Heh, blame, guilt and and moralizing are funny things. Not things I’m terribly interested in actually; much more interested in what the steps afterwards should be.
A few options:
* winners apologize to losers
* sack winning coach
* give ref power to end games prematurely
* add skunk rule
* remove losing team from league play
Since I’m coming from a designer’s viewpoint, adding a skunk rule is what I’d be interested in doing
if the winning team took it easy, and lost, I wonder if they’d be in the news for a different reason?
http://www.chessvibes.com/reports/9-year-old-indian-beats-a-gm/
I used to play basketball in my youth and
once we lost 199-18 (yes, one-nine-nine).
I don’t remember anybody being fired nor
issuing any excuse. But I guess this happens
when politically correctness reaches the absurd
levels of nowadays…
p.s. at the end of the game. they didn’t reach 200
only because I elbowed the one player that was
going to shoot an make it… ;-)
“[D]on’t you think that the losing team was aware of the rules they were playing by? And isn’t it even more humiliating to be told that, “hey, we won’t seriously try to play against you since you all have learning disabilities”?”

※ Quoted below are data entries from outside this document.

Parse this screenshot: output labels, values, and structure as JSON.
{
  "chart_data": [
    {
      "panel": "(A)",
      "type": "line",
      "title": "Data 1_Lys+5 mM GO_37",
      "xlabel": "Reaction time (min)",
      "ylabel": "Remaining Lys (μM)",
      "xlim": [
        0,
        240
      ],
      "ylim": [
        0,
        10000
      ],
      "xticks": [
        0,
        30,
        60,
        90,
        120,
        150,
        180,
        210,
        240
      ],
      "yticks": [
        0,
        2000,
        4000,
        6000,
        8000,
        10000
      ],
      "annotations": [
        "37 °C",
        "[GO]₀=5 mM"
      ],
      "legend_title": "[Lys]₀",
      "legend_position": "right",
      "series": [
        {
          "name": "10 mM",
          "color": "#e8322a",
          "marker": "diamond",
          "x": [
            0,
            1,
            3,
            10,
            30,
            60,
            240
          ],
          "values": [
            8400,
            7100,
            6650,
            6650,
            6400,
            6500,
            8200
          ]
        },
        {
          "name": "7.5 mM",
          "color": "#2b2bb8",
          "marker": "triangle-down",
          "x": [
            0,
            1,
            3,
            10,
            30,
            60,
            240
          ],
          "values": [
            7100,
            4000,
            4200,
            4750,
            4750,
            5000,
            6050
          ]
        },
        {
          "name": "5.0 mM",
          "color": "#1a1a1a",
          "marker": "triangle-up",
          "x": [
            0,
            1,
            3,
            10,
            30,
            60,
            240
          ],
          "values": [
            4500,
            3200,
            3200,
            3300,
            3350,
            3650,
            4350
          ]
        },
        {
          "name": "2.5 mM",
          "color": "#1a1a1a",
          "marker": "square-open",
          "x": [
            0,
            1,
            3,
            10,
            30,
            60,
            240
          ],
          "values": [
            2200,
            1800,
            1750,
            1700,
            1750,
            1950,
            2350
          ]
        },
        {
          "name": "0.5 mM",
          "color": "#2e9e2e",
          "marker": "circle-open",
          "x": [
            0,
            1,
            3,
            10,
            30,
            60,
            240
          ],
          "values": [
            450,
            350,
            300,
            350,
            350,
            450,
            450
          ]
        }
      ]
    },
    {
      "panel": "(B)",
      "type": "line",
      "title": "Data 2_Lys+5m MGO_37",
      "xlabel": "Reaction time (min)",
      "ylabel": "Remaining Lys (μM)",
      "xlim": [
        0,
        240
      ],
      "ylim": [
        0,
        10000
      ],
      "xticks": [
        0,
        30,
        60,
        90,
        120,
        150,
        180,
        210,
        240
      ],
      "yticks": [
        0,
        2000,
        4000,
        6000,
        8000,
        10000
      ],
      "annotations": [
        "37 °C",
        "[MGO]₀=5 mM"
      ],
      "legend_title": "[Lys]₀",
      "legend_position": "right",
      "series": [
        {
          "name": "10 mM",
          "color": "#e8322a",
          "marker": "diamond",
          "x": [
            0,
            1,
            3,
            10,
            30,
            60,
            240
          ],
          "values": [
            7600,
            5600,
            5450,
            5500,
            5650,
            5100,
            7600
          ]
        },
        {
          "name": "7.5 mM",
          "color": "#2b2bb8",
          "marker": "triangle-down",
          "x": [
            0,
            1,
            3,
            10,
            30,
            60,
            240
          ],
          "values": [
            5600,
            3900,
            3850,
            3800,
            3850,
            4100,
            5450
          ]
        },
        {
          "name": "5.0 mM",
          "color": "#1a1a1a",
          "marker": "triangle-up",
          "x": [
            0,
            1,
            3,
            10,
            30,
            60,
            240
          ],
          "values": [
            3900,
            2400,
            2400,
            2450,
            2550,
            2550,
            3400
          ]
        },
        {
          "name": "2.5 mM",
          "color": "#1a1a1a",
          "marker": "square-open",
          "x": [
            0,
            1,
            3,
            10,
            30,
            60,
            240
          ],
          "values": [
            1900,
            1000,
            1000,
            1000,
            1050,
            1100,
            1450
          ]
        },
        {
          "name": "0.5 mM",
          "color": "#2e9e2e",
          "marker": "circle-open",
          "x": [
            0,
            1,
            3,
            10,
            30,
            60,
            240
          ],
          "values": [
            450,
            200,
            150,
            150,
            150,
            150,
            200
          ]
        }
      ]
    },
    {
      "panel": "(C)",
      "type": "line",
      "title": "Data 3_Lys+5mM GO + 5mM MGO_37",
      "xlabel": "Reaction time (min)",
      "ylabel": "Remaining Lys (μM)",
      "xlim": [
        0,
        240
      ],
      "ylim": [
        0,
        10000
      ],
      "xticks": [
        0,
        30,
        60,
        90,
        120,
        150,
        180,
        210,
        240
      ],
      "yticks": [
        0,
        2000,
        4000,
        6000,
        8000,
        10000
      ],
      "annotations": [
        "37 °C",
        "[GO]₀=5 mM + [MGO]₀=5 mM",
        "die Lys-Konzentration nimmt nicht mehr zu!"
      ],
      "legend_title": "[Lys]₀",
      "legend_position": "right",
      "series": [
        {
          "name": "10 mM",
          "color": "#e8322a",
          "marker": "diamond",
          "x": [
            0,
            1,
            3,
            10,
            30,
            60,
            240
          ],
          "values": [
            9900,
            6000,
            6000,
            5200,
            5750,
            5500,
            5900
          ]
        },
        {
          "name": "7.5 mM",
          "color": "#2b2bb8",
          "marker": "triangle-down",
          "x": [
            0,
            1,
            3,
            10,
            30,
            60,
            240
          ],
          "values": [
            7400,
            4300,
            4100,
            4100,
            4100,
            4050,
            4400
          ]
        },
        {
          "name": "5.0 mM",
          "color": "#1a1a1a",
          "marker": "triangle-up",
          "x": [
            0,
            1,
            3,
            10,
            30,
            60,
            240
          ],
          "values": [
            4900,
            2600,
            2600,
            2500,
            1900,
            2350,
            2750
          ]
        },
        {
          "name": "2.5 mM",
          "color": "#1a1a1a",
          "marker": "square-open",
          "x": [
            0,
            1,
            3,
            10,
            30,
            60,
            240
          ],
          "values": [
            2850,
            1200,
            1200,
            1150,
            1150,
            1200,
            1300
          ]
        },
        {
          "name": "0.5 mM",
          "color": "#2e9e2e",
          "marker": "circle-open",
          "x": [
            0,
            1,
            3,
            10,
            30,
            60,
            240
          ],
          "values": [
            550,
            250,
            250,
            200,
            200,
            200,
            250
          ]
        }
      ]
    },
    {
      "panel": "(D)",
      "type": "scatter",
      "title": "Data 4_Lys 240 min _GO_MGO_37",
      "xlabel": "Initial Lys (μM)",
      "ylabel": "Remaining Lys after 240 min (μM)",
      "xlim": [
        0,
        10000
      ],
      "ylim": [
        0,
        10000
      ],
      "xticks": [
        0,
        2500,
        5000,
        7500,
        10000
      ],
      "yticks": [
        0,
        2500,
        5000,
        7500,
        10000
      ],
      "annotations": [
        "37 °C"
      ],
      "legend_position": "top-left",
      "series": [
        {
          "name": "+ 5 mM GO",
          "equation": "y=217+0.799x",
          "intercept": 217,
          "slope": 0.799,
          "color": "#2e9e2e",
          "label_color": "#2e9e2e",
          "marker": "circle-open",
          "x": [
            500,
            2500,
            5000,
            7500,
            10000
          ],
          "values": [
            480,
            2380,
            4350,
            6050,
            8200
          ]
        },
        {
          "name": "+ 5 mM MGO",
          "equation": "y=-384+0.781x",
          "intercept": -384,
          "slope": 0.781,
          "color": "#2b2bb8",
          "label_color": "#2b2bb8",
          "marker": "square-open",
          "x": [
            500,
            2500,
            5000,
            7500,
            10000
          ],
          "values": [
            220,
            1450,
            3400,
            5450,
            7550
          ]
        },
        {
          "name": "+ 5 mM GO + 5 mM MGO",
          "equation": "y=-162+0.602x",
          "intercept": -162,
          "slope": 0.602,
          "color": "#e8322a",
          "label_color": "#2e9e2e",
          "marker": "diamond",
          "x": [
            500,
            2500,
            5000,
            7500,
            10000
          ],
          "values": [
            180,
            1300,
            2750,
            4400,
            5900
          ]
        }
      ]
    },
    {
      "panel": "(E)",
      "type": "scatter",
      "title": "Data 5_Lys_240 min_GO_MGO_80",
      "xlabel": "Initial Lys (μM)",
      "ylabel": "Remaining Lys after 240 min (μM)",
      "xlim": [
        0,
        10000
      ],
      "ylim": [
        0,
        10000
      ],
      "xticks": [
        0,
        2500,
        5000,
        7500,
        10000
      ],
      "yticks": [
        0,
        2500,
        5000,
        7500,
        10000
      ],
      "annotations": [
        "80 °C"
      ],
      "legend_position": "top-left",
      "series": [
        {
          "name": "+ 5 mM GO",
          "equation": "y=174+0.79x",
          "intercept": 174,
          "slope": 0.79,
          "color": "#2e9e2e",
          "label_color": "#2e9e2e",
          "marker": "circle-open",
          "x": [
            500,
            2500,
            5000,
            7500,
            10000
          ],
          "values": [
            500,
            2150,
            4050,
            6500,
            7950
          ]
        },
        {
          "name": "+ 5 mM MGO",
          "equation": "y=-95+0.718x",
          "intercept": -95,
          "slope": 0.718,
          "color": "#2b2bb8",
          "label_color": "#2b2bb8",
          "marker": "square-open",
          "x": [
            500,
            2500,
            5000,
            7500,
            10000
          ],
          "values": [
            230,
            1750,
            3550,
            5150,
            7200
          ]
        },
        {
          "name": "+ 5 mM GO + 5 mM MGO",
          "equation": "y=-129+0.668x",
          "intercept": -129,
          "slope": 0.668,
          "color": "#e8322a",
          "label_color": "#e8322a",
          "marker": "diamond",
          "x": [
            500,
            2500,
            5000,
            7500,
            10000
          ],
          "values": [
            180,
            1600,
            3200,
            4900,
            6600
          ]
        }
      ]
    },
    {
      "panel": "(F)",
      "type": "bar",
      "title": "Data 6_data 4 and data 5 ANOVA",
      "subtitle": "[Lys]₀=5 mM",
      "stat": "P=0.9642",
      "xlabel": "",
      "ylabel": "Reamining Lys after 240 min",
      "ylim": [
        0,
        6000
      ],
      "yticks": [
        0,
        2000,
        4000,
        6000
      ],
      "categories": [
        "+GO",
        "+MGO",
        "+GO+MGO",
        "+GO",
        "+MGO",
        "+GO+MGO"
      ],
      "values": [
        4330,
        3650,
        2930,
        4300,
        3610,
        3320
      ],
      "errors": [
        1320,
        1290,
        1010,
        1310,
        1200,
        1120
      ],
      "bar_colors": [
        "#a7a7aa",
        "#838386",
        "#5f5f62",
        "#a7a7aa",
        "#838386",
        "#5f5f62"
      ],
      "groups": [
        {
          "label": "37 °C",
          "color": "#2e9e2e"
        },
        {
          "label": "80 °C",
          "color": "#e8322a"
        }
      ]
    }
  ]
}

By all means, play seriously against them — for say, the first half or so. But once you’re up, say 50-0 to nothing, it’s pretty clear to all involved that there is no “serious” chance of the other team winning the game. In that situation, it becomes obvious that one team so far outclasses the other that the situation is more like dunking on the six year old than the 96 Bulls blowing out the Wizards. And whereas the Bull and the Wizards are both (supposedly, anyway) comprised of highly talented, highly paid individuals competing in a league with a salary cap in place to ensure rough competative parity, the players in this instance were amatures, kids, competing in a small schools league, where wide disparities in amount of funds and size of talent pool between teams are commonplace. Whether the kids had learning disabilities has nothing to do with it.